I am not taking any currency profits at all. I sold a few US dollars last week or whenever it kept going down despite all the good news. This would be a good test. If the US dollar continues to go down because of the death of Osama Bin Laden and we would have to worry even more about the US dollar, the action in US dollar tells me that the situation is serious because there has been a lot of good news and it should have made the dollar go up, but the dollar continues to go down. It will be interesting to see if this news has a long lasting affect on US dollar, but a few hours is not a way to judge a market, not for me anyway.
With all the talk of silver's rise and recent correction, Peter Schiff offers some advice:
But none of the fundamentals have changed: the US dollar is still sinking, the emerging markets are still growing, and global interest rates are still negative in real terms. Whether the selloff was motivated by the CME raising margin requirements three times in one week or by some deluded notion that Bin Laden's murder would restore US greatness, there's only one way for an investor to view it: as an opportunity.

Sellers have taken the froth off the market, and now silver is an even better buy. For those who bought at higher prices, it's a good time to average in by buying lower. For those who were regretting not buying at all before silver hit $50, the market is giving you a second chance.

I don't mean to imply that silver can't go lower, but I think the lion's share of the correction is over. In fact, many traders have likely built up short positions on the assumption that this was a bubble about to pop; when the price resumes its climb, all these short-sellers are going to have to buy to cover their debts - perhaps driving a quick surge past the $50 mark.
It's tough to decide where to go on silver.  I think many are waiting to see what pans out and a few are buying the dip now.  Faber, Rogers, and Schiff are all long on silver, the question just comes down to when to short to earn a profit.

John Tamny has a great book review on C.J. Maloney's new book Back to the Land: Arthurdale, FDR's New Deal, and the Costs of Economic Planning on RealClearMarkets today.  The premise of the book:
...recounts the Roosevelt administration's (specifically Eleanor Roosevelt) attempt to craft a perfect, semi-autarkic community, all on the taxpayer dime.
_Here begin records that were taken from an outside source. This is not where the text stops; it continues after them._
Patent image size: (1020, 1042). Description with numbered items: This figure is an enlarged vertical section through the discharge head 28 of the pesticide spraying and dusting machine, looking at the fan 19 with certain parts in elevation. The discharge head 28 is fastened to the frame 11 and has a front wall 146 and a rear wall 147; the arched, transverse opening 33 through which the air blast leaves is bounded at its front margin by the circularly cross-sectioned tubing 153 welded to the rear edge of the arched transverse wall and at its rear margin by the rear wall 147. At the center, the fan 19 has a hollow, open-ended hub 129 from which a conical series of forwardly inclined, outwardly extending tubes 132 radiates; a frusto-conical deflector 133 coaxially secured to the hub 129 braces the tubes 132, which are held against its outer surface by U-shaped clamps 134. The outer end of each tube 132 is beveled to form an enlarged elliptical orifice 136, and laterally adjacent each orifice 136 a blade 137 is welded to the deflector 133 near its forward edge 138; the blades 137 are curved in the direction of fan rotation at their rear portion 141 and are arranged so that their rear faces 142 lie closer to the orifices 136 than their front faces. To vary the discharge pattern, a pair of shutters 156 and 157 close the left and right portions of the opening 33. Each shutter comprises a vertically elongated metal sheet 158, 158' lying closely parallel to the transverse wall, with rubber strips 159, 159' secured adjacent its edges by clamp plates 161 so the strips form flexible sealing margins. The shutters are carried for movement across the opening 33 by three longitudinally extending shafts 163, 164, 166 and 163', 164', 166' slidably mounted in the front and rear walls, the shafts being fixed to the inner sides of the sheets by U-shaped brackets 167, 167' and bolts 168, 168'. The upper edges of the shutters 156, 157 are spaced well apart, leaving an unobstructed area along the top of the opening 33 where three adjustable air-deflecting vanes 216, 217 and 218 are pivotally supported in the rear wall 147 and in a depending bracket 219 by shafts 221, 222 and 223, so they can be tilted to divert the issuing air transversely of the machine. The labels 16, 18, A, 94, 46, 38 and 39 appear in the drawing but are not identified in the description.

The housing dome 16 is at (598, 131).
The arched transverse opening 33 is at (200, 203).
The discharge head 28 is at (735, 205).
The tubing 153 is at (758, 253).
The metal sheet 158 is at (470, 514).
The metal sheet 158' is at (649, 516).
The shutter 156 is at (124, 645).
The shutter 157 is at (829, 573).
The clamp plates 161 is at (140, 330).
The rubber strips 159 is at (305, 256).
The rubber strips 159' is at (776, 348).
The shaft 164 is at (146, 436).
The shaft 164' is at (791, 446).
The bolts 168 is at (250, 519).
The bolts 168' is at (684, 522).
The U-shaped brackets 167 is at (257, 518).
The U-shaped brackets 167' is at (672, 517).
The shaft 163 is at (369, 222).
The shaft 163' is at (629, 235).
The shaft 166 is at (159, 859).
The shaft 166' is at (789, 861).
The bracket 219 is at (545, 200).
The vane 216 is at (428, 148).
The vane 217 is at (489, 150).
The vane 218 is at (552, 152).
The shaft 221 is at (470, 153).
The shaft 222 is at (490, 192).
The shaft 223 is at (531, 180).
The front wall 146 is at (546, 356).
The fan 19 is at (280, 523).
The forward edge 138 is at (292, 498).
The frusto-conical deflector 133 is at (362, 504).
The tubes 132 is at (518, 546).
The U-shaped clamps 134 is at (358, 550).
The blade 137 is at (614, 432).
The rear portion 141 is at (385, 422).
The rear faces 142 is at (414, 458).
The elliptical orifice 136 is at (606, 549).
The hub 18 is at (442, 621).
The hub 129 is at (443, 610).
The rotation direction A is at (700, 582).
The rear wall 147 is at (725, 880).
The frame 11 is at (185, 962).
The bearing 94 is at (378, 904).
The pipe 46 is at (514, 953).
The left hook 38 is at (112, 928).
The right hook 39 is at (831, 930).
Maloney's book capably reveals the certain costs of central planning, thus making Back to the Land an essential story for the political class to understand better. As for the many who view government spending as an economic good in its own right, Maloney's tale of the costly creation of Arthurdale, West Virginia (a town built by the federal government as a model for the nation) will surely give them pause.
Once it comes out in paperback or is cheaper, I will definitely check it out.